Rumah dalam keadaan sepi saat Runi sampai di sana, "Dimana Kak Alva, apa dia belum pulang?" Runi mulai mencari kakaknya, mungkin saja sedang istirahat di kamar. Runi mengetuk pintu, tak terdengar sautan dari dalam kamar. Benar saja, saat Runi membukanya Kak Alva tak ada disana.
"Ah, kenapa berantakan sekali!!" Melihat kamar kakaknya berantakan, Runi bersimpati dan membereskan semuanya. Sepertinya kak Alva mulai sibuk dengan pekerjaannya? Sampai-sampai tak sempat membereskan kamar? Runi terus bergumam sembari membereskan semuanya.

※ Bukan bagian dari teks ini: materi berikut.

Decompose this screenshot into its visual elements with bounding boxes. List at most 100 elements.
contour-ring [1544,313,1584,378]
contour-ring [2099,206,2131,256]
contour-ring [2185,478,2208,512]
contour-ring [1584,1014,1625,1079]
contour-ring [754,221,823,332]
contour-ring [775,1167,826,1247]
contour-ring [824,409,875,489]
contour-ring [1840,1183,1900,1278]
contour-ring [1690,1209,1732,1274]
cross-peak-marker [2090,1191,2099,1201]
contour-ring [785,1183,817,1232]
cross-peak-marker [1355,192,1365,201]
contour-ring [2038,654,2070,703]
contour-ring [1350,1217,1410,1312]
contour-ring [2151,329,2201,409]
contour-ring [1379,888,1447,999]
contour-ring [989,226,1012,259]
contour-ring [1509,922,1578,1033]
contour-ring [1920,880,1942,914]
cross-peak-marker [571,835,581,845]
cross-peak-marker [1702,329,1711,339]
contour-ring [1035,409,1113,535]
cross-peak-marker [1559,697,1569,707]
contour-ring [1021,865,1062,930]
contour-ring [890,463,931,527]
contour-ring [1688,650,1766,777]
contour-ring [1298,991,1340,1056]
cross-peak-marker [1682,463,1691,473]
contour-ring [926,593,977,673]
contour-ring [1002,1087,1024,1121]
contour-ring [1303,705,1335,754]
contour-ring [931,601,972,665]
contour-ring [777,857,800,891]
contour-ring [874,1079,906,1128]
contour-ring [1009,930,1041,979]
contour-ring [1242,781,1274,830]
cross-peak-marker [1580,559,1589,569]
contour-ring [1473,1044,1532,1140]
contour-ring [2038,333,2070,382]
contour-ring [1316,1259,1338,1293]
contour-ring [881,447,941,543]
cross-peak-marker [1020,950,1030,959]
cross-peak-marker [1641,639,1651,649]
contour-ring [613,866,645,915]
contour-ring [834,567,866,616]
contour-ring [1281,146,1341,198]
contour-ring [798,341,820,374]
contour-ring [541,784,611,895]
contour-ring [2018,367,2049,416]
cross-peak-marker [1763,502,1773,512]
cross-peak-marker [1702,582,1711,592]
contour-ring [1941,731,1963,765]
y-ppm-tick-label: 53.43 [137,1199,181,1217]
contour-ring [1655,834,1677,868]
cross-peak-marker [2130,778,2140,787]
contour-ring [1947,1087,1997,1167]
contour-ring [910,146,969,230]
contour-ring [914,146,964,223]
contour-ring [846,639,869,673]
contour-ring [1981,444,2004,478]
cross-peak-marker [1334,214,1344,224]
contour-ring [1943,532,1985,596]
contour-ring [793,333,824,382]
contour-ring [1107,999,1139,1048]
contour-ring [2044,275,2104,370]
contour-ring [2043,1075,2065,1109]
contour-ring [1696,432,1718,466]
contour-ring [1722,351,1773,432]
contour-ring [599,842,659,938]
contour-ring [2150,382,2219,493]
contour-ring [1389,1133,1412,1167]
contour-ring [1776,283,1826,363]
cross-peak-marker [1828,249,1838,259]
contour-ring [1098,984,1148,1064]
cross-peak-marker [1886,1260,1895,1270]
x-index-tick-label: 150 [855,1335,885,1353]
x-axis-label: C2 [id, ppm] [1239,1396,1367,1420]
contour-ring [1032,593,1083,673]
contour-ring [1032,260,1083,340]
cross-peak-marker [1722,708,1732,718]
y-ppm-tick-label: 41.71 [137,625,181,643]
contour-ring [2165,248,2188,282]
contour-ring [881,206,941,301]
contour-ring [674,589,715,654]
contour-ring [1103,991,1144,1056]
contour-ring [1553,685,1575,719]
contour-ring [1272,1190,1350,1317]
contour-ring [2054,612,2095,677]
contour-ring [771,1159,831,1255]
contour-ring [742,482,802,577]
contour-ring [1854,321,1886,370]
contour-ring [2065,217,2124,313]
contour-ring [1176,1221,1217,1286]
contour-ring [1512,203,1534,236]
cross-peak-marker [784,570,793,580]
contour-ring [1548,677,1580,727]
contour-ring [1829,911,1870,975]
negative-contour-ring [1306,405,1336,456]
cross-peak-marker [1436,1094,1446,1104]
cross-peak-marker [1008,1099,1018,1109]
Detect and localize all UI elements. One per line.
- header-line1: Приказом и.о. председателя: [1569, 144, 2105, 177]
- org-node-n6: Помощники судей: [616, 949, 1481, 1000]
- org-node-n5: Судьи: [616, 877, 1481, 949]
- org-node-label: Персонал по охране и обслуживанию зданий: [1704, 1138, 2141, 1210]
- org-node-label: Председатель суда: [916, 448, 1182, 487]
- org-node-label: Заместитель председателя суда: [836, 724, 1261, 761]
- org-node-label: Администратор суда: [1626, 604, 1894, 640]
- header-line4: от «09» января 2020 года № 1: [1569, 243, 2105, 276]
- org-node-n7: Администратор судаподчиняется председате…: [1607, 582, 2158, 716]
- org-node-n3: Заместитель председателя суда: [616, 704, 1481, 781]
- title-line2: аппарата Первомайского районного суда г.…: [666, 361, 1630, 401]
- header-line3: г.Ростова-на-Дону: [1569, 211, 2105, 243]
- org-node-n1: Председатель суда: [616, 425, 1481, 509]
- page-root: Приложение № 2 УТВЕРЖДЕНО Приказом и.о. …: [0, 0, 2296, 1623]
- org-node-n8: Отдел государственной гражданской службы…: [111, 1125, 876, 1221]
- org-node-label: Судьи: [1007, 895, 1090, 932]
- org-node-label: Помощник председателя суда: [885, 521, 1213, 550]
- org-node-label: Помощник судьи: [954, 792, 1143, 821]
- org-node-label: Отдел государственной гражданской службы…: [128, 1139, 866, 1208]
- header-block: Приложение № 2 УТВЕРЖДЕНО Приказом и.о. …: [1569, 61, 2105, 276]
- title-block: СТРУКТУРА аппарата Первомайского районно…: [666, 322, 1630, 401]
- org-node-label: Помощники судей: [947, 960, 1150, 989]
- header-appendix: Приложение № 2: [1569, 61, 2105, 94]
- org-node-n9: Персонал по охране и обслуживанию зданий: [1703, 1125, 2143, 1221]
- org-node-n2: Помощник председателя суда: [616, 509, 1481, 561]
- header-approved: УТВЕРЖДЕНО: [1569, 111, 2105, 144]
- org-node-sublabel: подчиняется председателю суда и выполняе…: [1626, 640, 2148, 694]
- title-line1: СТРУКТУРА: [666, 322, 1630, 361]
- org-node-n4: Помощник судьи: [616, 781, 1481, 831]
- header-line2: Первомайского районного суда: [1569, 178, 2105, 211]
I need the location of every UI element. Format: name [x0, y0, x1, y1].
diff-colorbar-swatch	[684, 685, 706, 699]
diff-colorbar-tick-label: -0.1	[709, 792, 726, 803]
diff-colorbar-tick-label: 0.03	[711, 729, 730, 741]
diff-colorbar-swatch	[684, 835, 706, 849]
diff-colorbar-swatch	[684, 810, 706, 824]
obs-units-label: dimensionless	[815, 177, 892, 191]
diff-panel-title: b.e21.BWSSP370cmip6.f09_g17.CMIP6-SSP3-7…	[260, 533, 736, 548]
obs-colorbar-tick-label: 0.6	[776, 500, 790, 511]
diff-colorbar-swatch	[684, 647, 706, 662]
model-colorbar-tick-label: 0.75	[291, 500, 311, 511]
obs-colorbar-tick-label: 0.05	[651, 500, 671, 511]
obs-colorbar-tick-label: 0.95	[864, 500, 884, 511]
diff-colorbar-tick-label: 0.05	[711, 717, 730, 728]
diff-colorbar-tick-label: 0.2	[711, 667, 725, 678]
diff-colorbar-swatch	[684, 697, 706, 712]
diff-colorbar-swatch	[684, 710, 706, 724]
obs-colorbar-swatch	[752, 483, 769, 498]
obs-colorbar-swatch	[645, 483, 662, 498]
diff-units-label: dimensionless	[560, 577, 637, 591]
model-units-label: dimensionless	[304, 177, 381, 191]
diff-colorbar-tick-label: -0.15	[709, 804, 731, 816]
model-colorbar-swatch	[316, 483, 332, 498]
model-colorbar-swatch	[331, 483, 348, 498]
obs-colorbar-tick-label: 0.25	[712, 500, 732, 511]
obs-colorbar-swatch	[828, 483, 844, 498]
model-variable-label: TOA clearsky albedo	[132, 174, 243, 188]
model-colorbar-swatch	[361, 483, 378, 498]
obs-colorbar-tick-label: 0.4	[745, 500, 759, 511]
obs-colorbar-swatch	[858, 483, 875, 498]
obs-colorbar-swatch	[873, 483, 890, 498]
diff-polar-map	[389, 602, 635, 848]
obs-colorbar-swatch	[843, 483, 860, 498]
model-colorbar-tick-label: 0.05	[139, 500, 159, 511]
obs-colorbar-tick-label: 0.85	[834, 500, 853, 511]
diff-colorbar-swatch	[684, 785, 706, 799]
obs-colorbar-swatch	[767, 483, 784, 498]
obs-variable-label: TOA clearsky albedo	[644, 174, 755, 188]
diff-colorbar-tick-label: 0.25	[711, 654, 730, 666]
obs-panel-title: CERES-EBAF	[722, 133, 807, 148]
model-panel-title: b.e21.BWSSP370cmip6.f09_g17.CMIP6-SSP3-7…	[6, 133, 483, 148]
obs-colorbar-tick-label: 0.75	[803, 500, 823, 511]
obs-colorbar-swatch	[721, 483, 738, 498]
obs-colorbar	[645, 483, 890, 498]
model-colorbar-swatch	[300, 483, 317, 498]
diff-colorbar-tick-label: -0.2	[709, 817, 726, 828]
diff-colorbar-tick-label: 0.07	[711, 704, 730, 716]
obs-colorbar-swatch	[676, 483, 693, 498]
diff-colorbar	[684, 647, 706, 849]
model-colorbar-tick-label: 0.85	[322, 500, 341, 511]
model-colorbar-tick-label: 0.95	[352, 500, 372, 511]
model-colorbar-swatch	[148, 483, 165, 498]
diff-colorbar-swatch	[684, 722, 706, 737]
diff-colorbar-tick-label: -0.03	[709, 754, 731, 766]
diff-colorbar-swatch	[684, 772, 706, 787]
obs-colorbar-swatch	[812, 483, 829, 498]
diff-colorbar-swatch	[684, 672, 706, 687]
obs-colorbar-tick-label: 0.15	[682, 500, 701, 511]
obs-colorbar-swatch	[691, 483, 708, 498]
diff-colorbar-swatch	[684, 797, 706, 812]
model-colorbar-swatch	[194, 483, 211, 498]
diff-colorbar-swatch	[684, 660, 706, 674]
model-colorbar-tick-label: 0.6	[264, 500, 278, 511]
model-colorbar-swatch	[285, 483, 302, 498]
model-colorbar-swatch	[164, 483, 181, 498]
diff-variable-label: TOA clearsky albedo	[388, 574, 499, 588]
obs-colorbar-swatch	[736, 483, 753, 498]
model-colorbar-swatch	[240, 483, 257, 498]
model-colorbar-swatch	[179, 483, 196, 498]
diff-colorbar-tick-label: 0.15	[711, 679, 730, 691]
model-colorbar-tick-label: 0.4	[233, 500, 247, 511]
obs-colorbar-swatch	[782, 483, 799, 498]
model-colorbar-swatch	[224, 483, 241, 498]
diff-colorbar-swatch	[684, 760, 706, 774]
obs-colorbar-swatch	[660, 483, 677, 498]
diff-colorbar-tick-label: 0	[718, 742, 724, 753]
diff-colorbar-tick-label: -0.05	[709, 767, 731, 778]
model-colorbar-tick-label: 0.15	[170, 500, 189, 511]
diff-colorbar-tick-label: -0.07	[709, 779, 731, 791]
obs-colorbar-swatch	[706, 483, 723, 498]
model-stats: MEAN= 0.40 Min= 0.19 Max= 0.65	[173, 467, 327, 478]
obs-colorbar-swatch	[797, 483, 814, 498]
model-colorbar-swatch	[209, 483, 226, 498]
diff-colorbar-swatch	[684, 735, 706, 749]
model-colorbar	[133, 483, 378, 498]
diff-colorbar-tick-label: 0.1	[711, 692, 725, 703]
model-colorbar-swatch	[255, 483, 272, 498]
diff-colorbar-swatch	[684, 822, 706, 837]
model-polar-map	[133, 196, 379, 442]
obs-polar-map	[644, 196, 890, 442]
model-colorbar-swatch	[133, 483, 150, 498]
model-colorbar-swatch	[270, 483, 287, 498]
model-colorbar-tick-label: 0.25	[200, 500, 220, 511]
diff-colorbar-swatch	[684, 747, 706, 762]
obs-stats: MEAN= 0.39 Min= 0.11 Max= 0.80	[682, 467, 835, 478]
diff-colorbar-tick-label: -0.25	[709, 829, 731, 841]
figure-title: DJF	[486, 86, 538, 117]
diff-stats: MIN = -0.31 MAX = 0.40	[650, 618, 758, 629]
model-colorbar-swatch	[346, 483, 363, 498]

"Apa ini?" Runi menemukan sebuah map yang lumayan tebal, sepertinya itu dokumen penting. Karena penasaran Runi mulai membacanya, mata Runi membulat saat mengetahui bahwa map itu berisi dokumen-dokumen tentang kematian orang tuanya. Mulai dari hasil autopsi, sampai biodata sang tersangka. Di lembar terakhir Runi menemukan satu foto yang nampaknya adalah foto tersangka. Seketika itu Runi kembali teringat kedua orang tuanya, ada rasa benci yang sebenarnya sudah lama hilang tiba-tiba muncul karena melihat foto itu.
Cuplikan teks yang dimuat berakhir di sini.